Tenet (2020) Review
Updated: Oct 18, 2021
MANY WERE hesitant about the release of Tenet due to its outlandish premise and constant delays, but Christopher Nolan has surpassed all expectations by creating a spy film for the future generation.
Following his supposed death, the protagonist (Washington) is enlisted into a secret agency which uncovers inverted technology from the future. Alongside his partner, Neil (Pattinson), the protagonist is sent on a manhunt for Andrei Sator (Branagh) as the two attempt to prevent World War Three.
If the story sounds extremely predictable and one-dimensional, trust me – you couldn’t be further from the truth.
Within the opening 10 minutes the audience and protagonist are introduced to inverted bullets, which when fired, travel back into the magazine. This is demonstrated further by reversing an object into a person’s hand by making a grasping motion, creating a sense of inversion described as tenet.
In what was a daunting concept to grasp, Tenet managed to keep me enthralled through its unique premise and ingenuity on how to represent the concept without it overstaying its welcome.

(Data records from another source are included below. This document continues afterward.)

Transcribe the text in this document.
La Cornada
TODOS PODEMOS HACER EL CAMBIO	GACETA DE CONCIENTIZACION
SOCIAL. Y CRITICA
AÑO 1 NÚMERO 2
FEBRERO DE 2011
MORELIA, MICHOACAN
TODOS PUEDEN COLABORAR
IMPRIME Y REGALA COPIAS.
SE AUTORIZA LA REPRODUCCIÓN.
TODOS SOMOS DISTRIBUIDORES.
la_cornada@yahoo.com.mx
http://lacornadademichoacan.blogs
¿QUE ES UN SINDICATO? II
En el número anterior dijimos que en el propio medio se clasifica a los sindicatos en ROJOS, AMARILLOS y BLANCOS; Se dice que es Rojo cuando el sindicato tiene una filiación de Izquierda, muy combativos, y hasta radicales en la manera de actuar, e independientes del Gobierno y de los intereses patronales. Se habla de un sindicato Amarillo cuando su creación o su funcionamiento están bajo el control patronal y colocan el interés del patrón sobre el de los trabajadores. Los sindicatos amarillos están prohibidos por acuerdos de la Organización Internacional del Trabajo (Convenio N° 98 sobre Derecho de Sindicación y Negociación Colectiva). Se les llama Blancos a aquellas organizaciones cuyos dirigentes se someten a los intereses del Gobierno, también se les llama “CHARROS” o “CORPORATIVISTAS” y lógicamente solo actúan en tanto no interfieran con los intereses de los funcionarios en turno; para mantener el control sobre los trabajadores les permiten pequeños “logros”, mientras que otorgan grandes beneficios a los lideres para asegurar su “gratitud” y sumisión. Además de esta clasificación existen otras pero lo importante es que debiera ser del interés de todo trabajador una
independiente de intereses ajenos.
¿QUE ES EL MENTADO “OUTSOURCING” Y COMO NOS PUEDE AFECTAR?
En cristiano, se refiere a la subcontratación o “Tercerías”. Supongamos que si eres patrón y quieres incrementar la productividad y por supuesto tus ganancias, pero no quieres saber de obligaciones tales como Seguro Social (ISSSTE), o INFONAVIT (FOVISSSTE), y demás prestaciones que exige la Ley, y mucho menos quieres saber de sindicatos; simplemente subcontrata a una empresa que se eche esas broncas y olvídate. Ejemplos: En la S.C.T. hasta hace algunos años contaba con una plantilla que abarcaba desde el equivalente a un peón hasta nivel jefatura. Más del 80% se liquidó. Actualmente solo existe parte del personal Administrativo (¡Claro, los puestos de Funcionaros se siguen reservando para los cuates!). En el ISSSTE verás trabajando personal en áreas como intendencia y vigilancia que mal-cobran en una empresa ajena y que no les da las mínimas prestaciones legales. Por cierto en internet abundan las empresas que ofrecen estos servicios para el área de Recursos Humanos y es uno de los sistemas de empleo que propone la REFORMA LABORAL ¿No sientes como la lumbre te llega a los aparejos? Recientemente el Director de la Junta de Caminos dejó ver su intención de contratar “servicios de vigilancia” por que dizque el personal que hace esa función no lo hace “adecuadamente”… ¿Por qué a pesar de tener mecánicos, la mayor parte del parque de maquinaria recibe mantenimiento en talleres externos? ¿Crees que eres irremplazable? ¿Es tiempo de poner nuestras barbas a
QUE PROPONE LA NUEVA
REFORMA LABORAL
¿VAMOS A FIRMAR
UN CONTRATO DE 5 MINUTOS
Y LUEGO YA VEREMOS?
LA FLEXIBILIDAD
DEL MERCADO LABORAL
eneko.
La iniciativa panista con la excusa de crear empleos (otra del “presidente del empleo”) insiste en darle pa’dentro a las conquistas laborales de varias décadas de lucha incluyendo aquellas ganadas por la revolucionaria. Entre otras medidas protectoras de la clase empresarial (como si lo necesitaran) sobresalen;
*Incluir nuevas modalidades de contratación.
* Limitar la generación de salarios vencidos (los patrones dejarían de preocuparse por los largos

The opening act of the film borrows elements from espionage classics such as James Bond before seamlessly transitioning into an exciting action flick.
Engaging fight sequences utilising the time-reversal concept in predeveloping ways resulted in the broken-down gears within my head turn rapidly as my expectations during a fight were subverted in a positive way.
Written and directed by Christopher Nolan, Tenet’s visuals, structure and premise have been compared to his 2010 and 2014 films, Inception and Interstellar, respectively.
However, can this be considered a bad thing?
While borrowed elements such as a mother-child relationship and time travel are apparent, they’re presented in different and interesting ways, both of which are thanks to the wonderful performances given.
Washington feels like he is along for the ride in his role as The Protagonist due to the character’s one-dimensional demeaner, a choice intentionally attributed to the spy as Nolan wanted him to feel “out of his depth” throughout his adventure.
Elizabeth Debicki and Aaron Taylor-Johnson both deliver passable performances when compared to Branagh and Pattinson who steal the show thanks to their polar-opposite personalities as a ruthless arms-dealer and quick-witted secret agent respectively.
Visual effects and sound design are often forgotten about in the eyes of the general public, but Tenet puts these two crucial elements centre stage.
From crashed cars rolling back onto the road and continuing to drive, to reversed fight sequences creating increased impact through an intensifying score, you can tell a lot of love was put into Nolan’s passion project.
Nolan’s latest feature may be littered with confusion and a disappointing sub-plot between Debicki’s Kat and her unnamed son, but its engaging narrative, compelling visual effects and unique concept makes the palindrome-named film one of my favourites from the renowned director - and of 2020.